First of all, I listen to podcasts. A version of iOS, sometime ago, broke podcasts on iPhones. I like to be able to chose a particular podcast to hear, and I like to be able to find it on the device I’m using. The broken podcast app listed episodes that weren’t on the phone of podcasts that weren’t on the phone either, showing a massive amount of uselessness in a random unsortable order. It was impossible to find the podcast I wanted to hear. It is particularly ridiculous that this bug has still not been sorted out, presuming last year’s iPhone simulators are still correct. This is why I switched to Windows phones.
I still use Windows phones, despite their lack of apps or attention, because the alternatives are either Apple’s tripe, versions of Android that stop being updated almost as soon as the phone is bought (I’m naming and shaming you, HTC, a company whose goods I will never knowingly buy again) so criminals can steal and abuse my personal information, or versions of Android that are properly updated so corporates can steal and abuse my personal information (hello Google). At least, with Windows phones, it’s Microsoft who get that info, and they’ve long since got all anyone may ever want out of me, so using their kit adds nothing to my list of losses.

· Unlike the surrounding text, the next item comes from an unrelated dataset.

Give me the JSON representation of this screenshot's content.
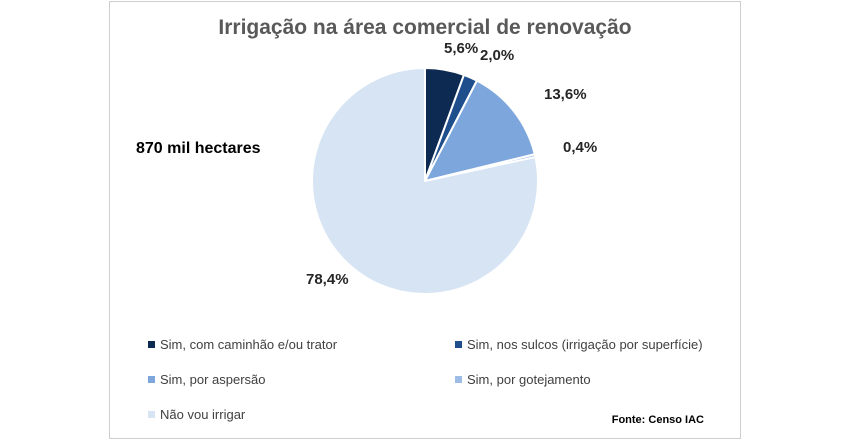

I used to buy Apple Mac Minis and max out the memory to use as servers, but then Apple decided to make them impossible to upgrade. This is why the last server I bought was an Intel NUC, and the next one I buy will be another NUC. Apple lost my business there, too, this time with hardware design mistakes.
I still use an old lady iMac as my personal workstation. This machine needs replacing. So guess what Apple have just done? Yes, they’ve fucked up podcasts in iTunes on iMacs. Until recently, iTunes used to automatically download new episodes of subscribed podcasts, usually. Now, it doesn’t. If I want to download current versions of subscribed podcasts, I have to download all podcasts I’ve ever considered, whether or not I currently subscribe to them. This means podcasts for which I kept a couple of relevant episodes now have to be completely and utterly downloaded just so I can keep up to date with those podcasts I still find interesting. This is irritating idiocy. I thought this was a bug, but, if it were, it’s bizarre it’s not been fixed or admitted for a month now.
The other iMac app I still use heavily is one Apple long since abandoned. It’s Aperture, their old photo app. I’ve not found an alternative to it, although I haven’t desperately looked. Apple’s iPhoto is lightweight and nearly useless, Adobe’s Lightroom is sold by a company who have a long history of trapping then abusing their customers (what else is creative cloud but one long rip off), and I’m not aware of another photography app that is designed for people with more than one photograph. I am probably ignorant of some perfectly good apps, but, even if I am, I am quite convinced those perfectly good apps will run under Windows.
Yes, you got that, I’m switching back completely to Windows. I’ve already switched from Mac to Windows servers (among others), I’ve already switched to Windows phones, and now my next workstation will be a Windows workstation. I’ll keep my old lady iMac, for Aperture, but everything else will be Windows. This isn’t much of an endorsement of Windows, it’s more a comment on Apple’s fall from brilliance to first degree shite–i–tude. I’ll probably stick to NUC for the workstation, in the belief that Intel can make good hardware.